Investing in profitable companies carries less risk, especially in companies that have demonstrated consistent profitability over the long term. Typically, a company with high profit margins offers better performance potential than a company with low profit margins. Sempra Energy has been profitable 10 years over the past 10 years. During the past 12 months, the company had revenues of $17 billion and Earnings Per Share (EPS) of $3.95. Its operating margin of 19.9% better than 70.92% of 502 companies in the Utilities - Regulated industry. Overall, GuruFocus ranks Sempra Energy's profitability as fair.

Growth is probably the most important factor in the valuation of a company. GuruFocus research has found that growth is closely correlated with the long term performance of a company's stock. The faster a company is growing, the more likely it is to be creating value for shareholders, especially if the growth is profitable. The 3-year average annual revenue growth rate of Sempra Energy is 5.9%, which ranks worse than 58.97% of 485 companies in the Utilities - Regulated industry. The 3-year average EBITDA growth rate is -3.5%, which ranks worse than 74.13% of 460 companies in the Utilities - Regulated industry.

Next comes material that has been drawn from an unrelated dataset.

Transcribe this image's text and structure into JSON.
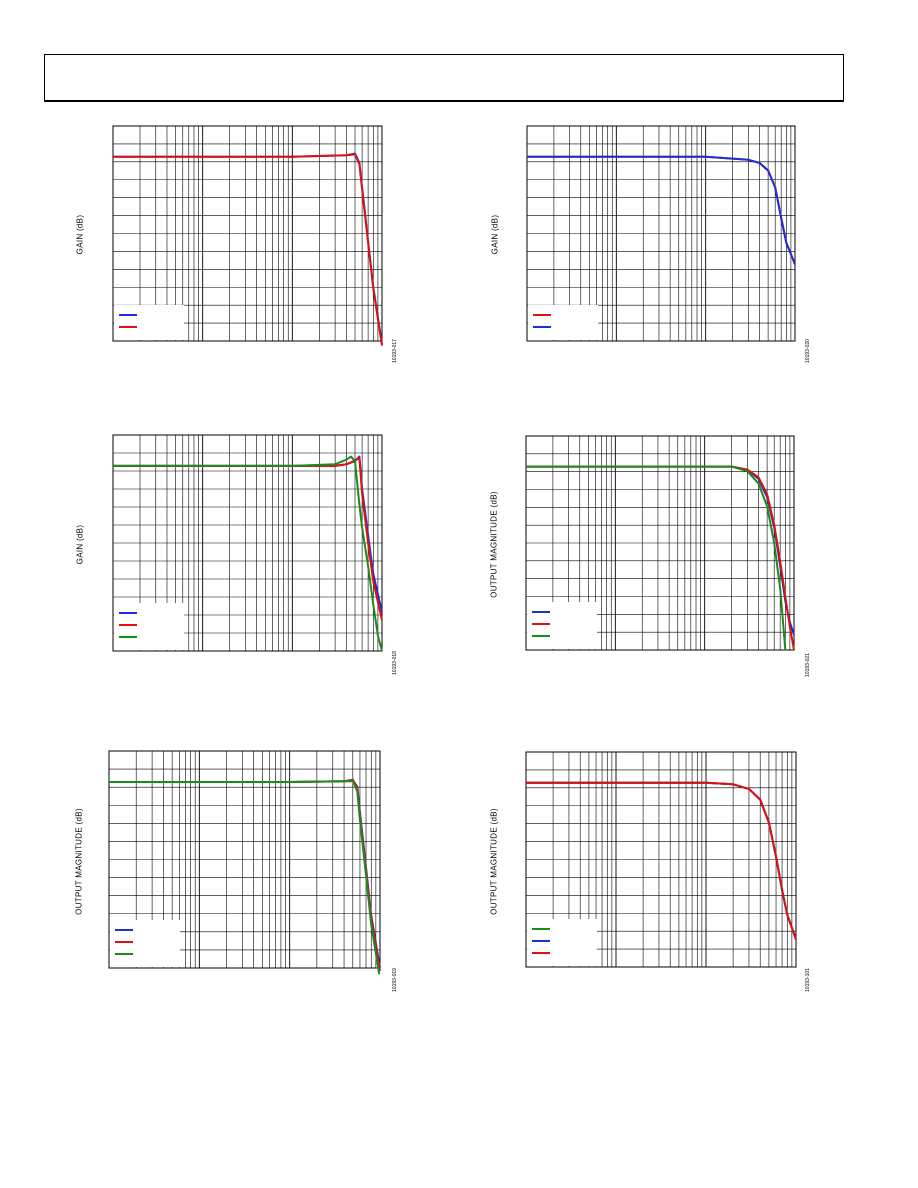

ROIC vs WACC of Sempra Energy

Another way to evaluate a company's profitability is to compare its return on invested capital (ROIC) to its weighted cost of capital (WACC). Return on invested capital (ROIC) measures how well a company generates cash flow relative to the capital it has invested in its business. The weighted average cost of capital (WACC) is the rate that a company is expected to pay on average to all its security holders to finance its assets. If the ROIC is higher than the WACC, it indicates that the company is creating value for shareholders. Over the past 12 months, Sempra Energy's ROIC was 2.9, while its WACC came in at 5.92.

1693994743391846400.png

Conclusion

In short, the stock of Sempra Energy (SRE, Financial) shows every sign of being modestly undervalued. The company's financial condition is poor and its profitability is fair. Its growth ranks worse than 74.13% of 460 companies in the Utilities - Regulated industry. To learn more about Sempra Energy stock, you can check out its 30-Year Financials here.

To find out the high quality companies that may deliver above average returns, please check out GuruFocus High Quality Low Capex Screener.

Disclosures

I/We may personally own shares in some of the companies mentioned above. However, those positions are not material to either the company or to my/our portfolios.